Territorial expansion took on a romantic note, particularly in the hands of Walt Whitman. He wrote 'the great mission of peopling the new world with a noble race... Be it ours, to achieve that mission!'
But, actually, the idea had been prevalent all along ever since the first White Settlers arrived on American soil. They had arrived from Europe after all to bring 'civilization' and 'enlightenment', not to mention 'religion', to this 'new' land hitherto occupied by 'only savages'.
Nobody questioned if they had any right to bring these encumbrances and moreover to foist them on anybody. No, that was taken for granted. It was God's Will. He had kept them safe throughout the whole perilous voyage for just this purpose. One of these days, if you ask me, God is going to get mighty tired of being turned into such a perennial Blame-post.
Anyway, seen from one perspective, there is something admirable alright about the hardy, risk-taking spirit of the Settlers, their willingness to - in the immortal lines from the earlier, non-PC version of Star Trek - 'boldly go where no (white) man had ever gone before'.
There is a sheer excitement of arriving in the vast, pristine wilderness with the brave, adventurous, and mostly moralistic characters that peopled the wonderful Western Novels of Zane Grey, Louis L'Amour, Oliver Strange, and company.
What a feeling it was! To arrive in a grand new place abounding with countless opportunities, to have the chance to start over again, to build something worthwhile of your life, to leave a lasting legacy for future generations.
It didn't occur to me to wince about the kind of legacy, although, around me, forests were being gaily chopped and the poor Buffaloes shot in abundance. We were not deforesting or mass-slaughtering - no, we, brave righteous souls, were building cities and maintaining a food supply.
The frequent danger and attacks from the Indians were, of course, only the spicing on the cake. It never occurred to me either to question - and it was infrequently mentioned too - why they always seemed to be in the attacking mode.
Gradually, however, it became clear. I read literature that told the story from the Indians' perspective, and, as is my habit, I went from being a Settler to an Indian Chief.

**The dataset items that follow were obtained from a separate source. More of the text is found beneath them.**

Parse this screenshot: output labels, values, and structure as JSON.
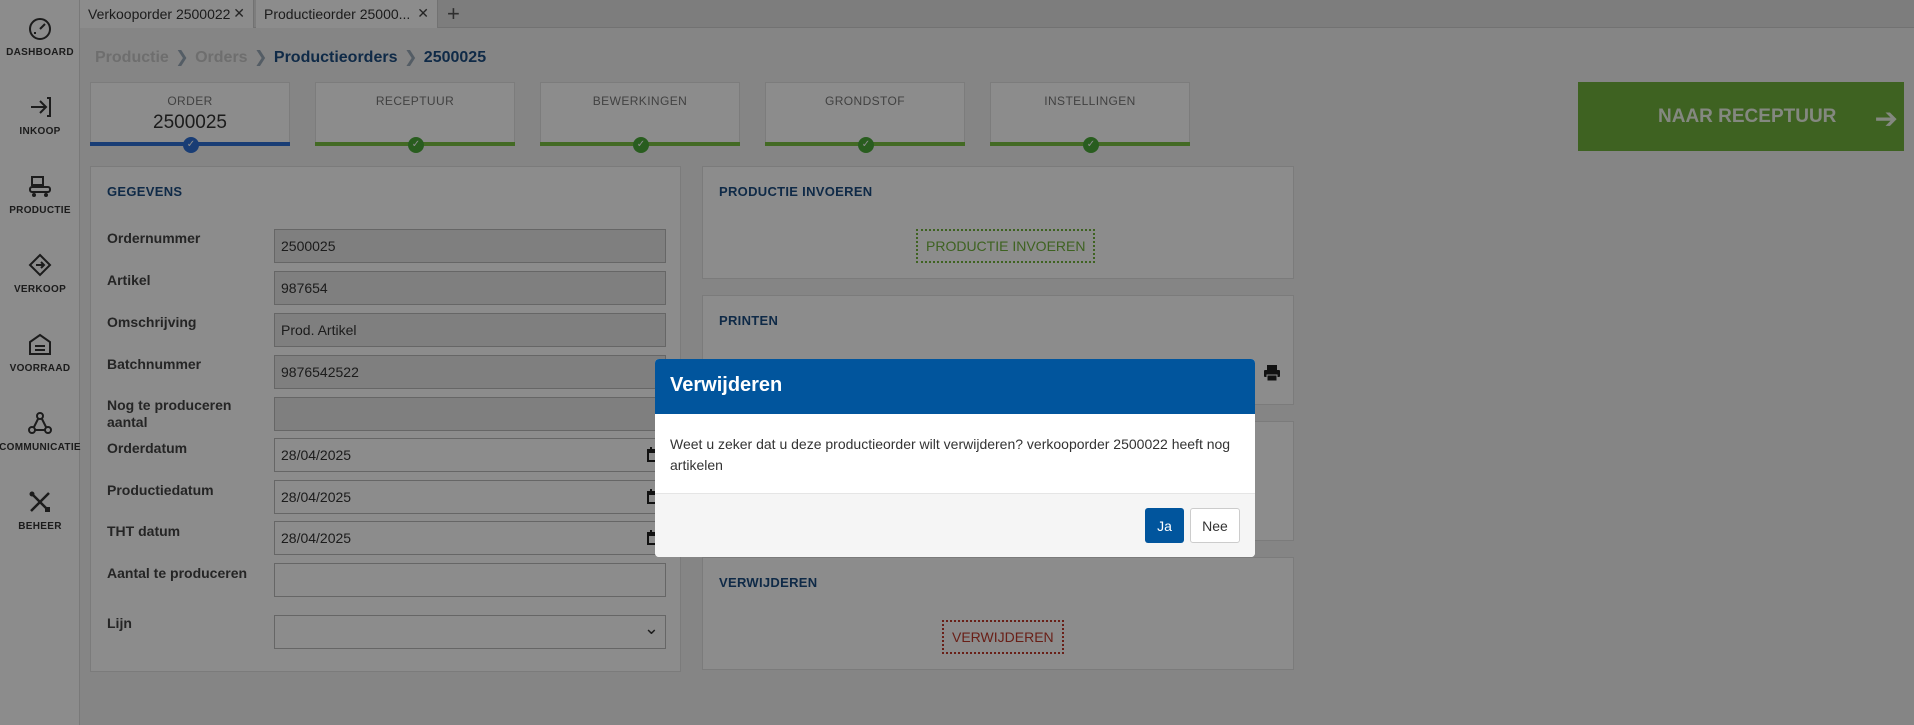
{
  "sidebar": {
    "items": [
      {
        "label": "DASHBOARD",
        "icon": "dashboard-icon"
      },
      {
        "label": "INKOOP",
        "icon": "inkoop-icon"
      },
      {
        "label": "PRODUCTIE",
        "icon": "productie-icon"
      },
      {
        "label": "VERKOOP",
        "icon": "verkoop-icon"
      },
      {
        "label": "VOORRAAD",
        "icon": "voorraad-icon"
      },
      {
        "label": "COMMUNICATIE",
        "icon": "communicatie-icon"
      },
      {
        "label": "BEHEER",
        "icon": "beheer-icon"
      }
    ]
  },
  "tabs": {
    "items": [
      {
        "label": "Verkooporder 2500022",
        "close": "✕"
      },
      {
        "label": "Productieorder 25000...",
        "close": "✕"
      }
    ],
    "add": "+"
  },
  "breadcrumb": {
    "items": [
      "Productie",
      "Orders",
      "Productieorders",
      "2500025"
    ],
    "separator": "❯"
  },
  "steps": {
    "items": [
      {
        "label": "ORDER",
        "value": "2500025",
        "status": "active",
        "check": "✓"
      },
      {
        "label": "RECEPTUUR",
        "status": "done",
        "check": "✓"
      },
      {
        "label": "BEWERKINGEN",
        "status": "done",
        "check": "✓"
      },
      {
        "label": "GRONDSTOF",
        "status": "done",
        "check": "✓"
      },
      {
        "label": "INSTELLINGEN",
        "status": "done",
        "check": "✓"
      }
    ]
  },
  "primary_action": {
    "label": "NAAR RECEPTUUR",
    "arrow": "➔"
  },
  "gegevens": {
    "title": "GEGEVENS",
    "fields": [
      {
        "label": "Ordernummer",
        "value": "2500025"
      },
      {
        "label": "Artikel",
        "value": "987654"
      },
      {
        "label": "Omschrijving",
        "value": "Prod. Artikel"
      },
      {
        "label": "Batchnummer",
        "value": "9876542522"
      },
      {
        "label": "Nog te produceren aantal",
        "value": ""
      },
      {
        "label": "Orderdatum",
        "value": "28/04/2025"
      },
      {
        "label": "Productiedatum",
        "value": "28/04/2025"
      },
      {
        "label": "THT datum",
        "value": "28/04/2025"
      },
      {
        "label": "Aantal te produceren",
        "value": ""
      },
      {
        "label": "Lijn",
        "value": "",
        "chevron": "⌄"
      }
    ]
  },
  "productie_invoeren": {
    "title": "PRODUCTIE INVOEREN",
    "button": "PRODUCTIE INVOEREN"
  },
  "printen": {
    "title": "PRINTEN"
  },
  "verwijderen": {
    "title": "VERWIJDEREN",
    "button": "VERWIJDEREN"
  },
  "dialog": {
    "title": "Verwijderen",
    "message": "Weet u zeker dat u deze productieorder wilt verwijderen? verkooporder 2500022 heeft nog artikelen",
    "yes": "Ja",
    "no": "Nee"
  },
  "colors": {
    "brand_blue": "#01559d",
    "green": "#72b33c",
    "danger": "#c0392b"
  }
}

It was a life no less exciting, but the inevitable outcome was too bitter a pill to swallow. The benevolence of the Great White Father that forced me off my ancestral lands filled me with fury. So also losing half my family along the Trail of Tears.
I read about the Mexican-American War of 1848, brought about by the flagrant breach of law and illegal occupation of Mexican territory by American troops on the orders of President Polk, and I thought how could the gringos be so hypocritical?

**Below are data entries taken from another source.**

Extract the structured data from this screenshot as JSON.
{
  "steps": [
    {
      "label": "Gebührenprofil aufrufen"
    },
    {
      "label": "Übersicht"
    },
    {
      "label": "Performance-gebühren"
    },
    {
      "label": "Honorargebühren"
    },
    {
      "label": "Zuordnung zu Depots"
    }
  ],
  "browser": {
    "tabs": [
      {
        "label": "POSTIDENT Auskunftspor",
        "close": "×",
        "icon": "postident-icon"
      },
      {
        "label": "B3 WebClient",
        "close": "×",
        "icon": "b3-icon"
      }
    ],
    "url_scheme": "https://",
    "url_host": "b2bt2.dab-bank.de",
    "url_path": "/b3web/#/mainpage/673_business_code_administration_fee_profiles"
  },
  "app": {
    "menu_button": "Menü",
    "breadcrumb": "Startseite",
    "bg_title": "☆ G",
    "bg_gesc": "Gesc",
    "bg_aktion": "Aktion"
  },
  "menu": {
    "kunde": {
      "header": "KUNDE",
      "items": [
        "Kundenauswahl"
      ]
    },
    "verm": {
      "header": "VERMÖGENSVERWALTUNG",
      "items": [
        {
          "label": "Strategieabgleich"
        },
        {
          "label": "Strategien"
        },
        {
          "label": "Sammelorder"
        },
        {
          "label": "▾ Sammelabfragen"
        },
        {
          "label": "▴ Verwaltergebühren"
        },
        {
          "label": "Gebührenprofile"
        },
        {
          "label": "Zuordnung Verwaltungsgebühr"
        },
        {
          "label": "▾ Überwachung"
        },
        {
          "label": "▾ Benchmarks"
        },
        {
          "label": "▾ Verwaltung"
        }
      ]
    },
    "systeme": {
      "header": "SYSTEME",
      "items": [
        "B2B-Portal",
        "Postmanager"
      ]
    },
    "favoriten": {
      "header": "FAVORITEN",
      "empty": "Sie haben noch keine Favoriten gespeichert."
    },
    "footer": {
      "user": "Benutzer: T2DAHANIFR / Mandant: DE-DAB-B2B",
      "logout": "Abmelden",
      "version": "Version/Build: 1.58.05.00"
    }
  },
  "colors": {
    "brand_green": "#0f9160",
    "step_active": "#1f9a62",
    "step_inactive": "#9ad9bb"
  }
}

Someone told me I was being terribly naïve, why didn't I go and read Machiavelli's 'The Prince'? So I went and read 'The Prince' and I'm not nearly so naïve anymore.

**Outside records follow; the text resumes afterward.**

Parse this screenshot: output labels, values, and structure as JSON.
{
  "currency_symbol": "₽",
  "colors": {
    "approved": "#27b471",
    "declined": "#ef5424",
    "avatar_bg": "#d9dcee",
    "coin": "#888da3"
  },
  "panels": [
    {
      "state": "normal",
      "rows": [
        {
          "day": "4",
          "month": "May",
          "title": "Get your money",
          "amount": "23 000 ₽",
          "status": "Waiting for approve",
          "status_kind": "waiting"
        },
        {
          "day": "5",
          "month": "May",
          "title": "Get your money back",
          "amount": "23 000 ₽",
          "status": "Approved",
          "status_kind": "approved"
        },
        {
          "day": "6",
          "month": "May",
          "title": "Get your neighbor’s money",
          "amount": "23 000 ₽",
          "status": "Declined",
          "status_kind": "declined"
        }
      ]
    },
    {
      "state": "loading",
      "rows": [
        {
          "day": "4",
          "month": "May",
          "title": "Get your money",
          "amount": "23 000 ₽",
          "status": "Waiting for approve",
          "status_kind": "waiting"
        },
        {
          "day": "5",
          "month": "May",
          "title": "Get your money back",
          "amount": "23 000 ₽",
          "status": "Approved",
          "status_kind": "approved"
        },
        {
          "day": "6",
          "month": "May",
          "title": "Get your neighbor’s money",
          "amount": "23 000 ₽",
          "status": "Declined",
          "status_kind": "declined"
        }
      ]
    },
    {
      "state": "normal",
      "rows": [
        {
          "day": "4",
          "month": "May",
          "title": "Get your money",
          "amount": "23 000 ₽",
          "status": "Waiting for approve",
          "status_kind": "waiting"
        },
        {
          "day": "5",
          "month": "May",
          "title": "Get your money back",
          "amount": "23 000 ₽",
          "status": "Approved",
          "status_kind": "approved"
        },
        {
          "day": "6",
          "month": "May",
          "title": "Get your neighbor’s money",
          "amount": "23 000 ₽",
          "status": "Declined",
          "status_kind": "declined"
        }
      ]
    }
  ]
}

I think Manifest Destiny is a wonderful concept, particularly now as it seems to have come around a full circle and ended up as an aspirational ideology of the Westward moving Indians - okay, Indians from Asia, but so what? Indians are Indians.
Some went before the Continental Drift, some decided to go a bit later. What I fail to understand is, why is there so much cribbing about it in the United States? Don't people read 'The Prince' over there, if not their own history? Horace Greeley (or John Soule) never said, Go West, white young man (woman) - he said, Go West, young man (woman), period.